When a fighter’s earned a shot at the world title by winning The Toughest Tournament in Sports and competes in a title fight that knocks fans like us back in our seats (win or lose) delivering an incredible fight, when a rematch is called for, we will deliver it. Championship fights give us some of the greatest moments in MMA. And, rematches of incredible championship fights will give fans like us more of those electrifying moments while staying true to the world’s best fighters having had to earn their way to those title shots.
So, to recap:
1. A rematch is called for when the fight knocks fans back in their seats.
2. We will have electrifying moments while staying true to the idea of fighters earning title shots.
Straus vs. Curran did not knock anyone back in their seats, unless they simply slumped backward after falling asleep. I am ready to concede this is a distinct possibility.
Freire earned his way to a title shot against Straus. He defeated Diego Nunes, Fabricio Guerreiro and Justin Wilcox and won two of those fights by TKO. He won the Season 9 featherweight tournament and should get the championship opportunity that Rebney constantly crows about when he talks about how Bellator is a real sport and the UFC is entertainment.
But, no. Because Bellator spent a lot of money shooting videos of Curran punching the air with flaming gloves and seemingly likes having him as its champion—and despite Freire deserving the fight he earned in the laughable "toughest tournament in sports"—the promotion is affording Curran the opportunity to win back his belt despite absolutely and clearly not meriting it.
You've already seen Freire's opinion on the subject. He thinks it's a load of crap, and he's right. But he's not the only one unhappy with the decision.
"My perception is that Bellator wants him as champ so bad not only does he get immediate rematch but gets it in his hometown damn near," Straus wrote on Facebook. "Any thoughts?"
Yeah, I have some thoughts.
It's time to do away with the tournaments. They're a fun concept, and they worked for a while, but they don't work now. The folks at Spike TV are absolute masters in building stars; this has been proved time and again over the last decade. But they're handcuffed by an antiquated format that will never lend itself to building momentum.

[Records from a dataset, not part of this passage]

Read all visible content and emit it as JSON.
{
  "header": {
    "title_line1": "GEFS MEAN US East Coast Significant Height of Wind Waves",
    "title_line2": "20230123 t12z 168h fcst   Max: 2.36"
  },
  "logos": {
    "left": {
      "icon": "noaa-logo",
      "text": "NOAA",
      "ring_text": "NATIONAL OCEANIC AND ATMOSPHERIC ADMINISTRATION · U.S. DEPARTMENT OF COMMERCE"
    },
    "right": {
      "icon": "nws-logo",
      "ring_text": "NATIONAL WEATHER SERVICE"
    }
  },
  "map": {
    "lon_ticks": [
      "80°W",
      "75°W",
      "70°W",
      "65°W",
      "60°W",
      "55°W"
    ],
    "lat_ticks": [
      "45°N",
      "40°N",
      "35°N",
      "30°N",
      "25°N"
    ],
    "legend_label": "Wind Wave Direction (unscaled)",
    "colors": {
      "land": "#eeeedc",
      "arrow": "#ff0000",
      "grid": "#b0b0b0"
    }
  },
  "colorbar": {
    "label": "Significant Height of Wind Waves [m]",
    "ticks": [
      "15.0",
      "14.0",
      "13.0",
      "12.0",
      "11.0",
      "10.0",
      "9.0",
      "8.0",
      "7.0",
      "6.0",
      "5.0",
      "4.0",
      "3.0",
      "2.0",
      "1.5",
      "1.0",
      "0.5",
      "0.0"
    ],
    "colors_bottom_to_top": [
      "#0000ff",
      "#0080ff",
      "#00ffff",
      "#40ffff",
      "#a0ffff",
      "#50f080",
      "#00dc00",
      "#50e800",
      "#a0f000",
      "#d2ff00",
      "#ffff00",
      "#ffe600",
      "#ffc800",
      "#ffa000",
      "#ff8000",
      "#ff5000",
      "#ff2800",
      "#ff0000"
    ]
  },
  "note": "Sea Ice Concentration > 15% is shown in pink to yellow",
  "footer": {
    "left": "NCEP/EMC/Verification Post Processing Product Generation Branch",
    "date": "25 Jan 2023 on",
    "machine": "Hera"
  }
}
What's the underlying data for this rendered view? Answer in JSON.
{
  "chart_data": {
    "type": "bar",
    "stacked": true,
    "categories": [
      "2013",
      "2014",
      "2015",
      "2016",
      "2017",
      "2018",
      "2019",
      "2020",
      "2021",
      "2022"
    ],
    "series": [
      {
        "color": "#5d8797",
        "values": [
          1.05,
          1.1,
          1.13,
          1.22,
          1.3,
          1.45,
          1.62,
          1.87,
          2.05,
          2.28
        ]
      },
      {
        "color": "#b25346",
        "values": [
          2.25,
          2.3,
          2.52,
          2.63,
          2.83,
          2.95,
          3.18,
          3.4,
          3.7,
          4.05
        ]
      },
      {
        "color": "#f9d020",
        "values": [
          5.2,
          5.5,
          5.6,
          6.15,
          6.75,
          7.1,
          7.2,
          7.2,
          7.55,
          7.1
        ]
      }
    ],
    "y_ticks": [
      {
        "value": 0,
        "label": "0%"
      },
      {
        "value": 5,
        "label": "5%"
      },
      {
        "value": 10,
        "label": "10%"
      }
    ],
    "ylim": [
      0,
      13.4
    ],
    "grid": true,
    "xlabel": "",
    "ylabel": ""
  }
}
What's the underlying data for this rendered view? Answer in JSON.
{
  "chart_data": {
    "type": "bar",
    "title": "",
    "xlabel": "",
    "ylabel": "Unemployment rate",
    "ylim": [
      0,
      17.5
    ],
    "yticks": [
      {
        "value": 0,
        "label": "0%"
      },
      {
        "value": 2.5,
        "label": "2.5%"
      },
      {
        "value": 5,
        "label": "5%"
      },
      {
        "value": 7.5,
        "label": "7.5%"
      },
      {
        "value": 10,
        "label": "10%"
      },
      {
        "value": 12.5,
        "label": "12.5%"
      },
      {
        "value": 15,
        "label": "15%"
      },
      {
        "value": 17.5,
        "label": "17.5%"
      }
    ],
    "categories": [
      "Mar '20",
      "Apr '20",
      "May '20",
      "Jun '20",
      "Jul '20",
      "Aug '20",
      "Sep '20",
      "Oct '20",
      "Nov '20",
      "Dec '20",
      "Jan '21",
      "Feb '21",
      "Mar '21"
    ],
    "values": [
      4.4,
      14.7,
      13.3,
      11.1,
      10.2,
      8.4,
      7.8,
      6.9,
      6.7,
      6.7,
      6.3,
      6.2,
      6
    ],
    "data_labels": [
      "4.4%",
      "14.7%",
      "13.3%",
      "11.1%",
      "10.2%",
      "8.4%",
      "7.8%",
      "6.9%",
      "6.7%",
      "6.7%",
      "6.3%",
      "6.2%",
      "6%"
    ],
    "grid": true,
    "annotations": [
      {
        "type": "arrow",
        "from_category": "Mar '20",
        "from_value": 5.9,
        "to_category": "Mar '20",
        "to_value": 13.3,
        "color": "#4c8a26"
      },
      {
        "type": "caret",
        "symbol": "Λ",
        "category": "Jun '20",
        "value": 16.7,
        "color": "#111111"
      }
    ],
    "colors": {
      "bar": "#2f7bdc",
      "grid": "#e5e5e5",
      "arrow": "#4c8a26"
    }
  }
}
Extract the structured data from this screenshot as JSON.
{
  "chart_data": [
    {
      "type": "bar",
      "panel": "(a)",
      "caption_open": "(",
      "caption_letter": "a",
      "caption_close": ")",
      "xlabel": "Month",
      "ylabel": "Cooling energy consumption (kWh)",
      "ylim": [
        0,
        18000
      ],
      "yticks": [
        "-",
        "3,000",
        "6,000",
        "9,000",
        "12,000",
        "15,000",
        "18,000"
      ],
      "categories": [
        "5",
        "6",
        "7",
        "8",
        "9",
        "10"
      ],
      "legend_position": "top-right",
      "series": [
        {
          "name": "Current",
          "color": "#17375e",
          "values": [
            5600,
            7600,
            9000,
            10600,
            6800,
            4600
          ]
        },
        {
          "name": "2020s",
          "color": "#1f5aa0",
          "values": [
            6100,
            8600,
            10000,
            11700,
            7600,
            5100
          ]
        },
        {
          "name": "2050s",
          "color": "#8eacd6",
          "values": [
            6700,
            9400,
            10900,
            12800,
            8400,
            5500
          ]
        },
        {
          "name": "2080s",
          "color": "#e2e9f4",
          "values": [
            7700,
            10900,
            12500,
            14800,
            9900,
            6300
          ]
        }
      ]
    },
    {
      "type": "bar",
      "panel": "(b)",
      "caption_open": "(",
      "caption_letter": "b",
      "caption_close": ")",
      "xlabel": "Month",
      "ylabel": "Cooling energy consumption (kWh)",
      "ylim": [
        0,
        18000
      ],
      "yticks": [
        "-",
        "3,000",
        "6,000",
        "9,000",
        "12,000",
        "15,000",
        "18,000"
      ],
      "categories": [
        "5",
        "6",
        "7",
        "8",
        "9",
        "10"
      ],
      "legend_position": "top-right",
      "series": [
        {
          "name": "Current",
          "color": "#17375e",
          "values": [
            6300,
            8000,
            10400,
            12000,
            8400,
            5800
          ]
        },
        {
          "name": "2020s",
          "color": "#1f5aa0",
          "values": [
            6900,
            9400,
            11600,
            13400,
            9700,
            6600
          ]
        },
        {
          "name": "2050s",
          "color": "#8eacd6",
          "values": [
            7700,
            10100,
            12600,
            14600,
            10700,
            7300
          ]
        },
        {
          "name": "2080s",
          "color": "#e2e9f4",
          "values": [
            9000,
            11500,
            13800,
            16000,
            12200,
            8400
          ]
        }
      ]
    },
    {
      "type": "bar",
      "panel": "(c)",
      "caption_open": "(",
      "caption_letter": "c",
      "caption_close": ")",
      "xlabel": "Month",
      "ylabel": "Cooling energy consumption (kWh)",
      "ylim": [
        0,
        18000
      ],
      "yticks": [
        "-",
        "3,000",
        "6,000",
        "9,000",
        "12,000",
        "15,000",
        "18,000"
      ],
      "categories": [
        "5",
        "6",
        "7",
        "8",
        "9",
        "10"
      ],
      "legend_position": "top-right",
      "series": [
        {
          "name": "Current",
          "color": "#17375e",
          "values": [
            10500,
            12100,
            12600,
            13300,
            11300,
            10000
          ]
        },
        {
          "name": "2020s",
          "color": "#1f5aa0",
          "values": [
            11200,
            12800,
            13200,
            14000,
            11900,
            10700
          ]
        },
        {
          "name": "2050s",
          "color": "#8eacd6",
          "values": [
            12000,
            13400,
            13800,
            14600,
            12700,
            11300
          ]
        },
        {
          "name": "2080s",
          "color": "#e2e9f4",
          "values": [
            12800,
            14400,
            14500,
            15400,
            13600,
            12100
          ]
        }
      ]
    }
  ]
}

Either that, or Bellator has to stop pretending it's a pure sports organization. It isn't. It's in the same entertainment business as the UFC, and decisions like bypassing the guy who actually won the "toughest tournament in sports" and giving the title shot to the guy it wants as champion prove it.
Oh, and letting former welterweight champion Ben Askren walk away because he's boring? Yeah, that totally proves Bellator is all about sports. That doesn't smell like a decision based on entertainment value at all.
We see what you are, Bellator. You know what you are, so why don't you stop pretending you're something else? Get rid of the tournaments, stop doing "seasons" and just put on the best fights you can. The results will surprise you.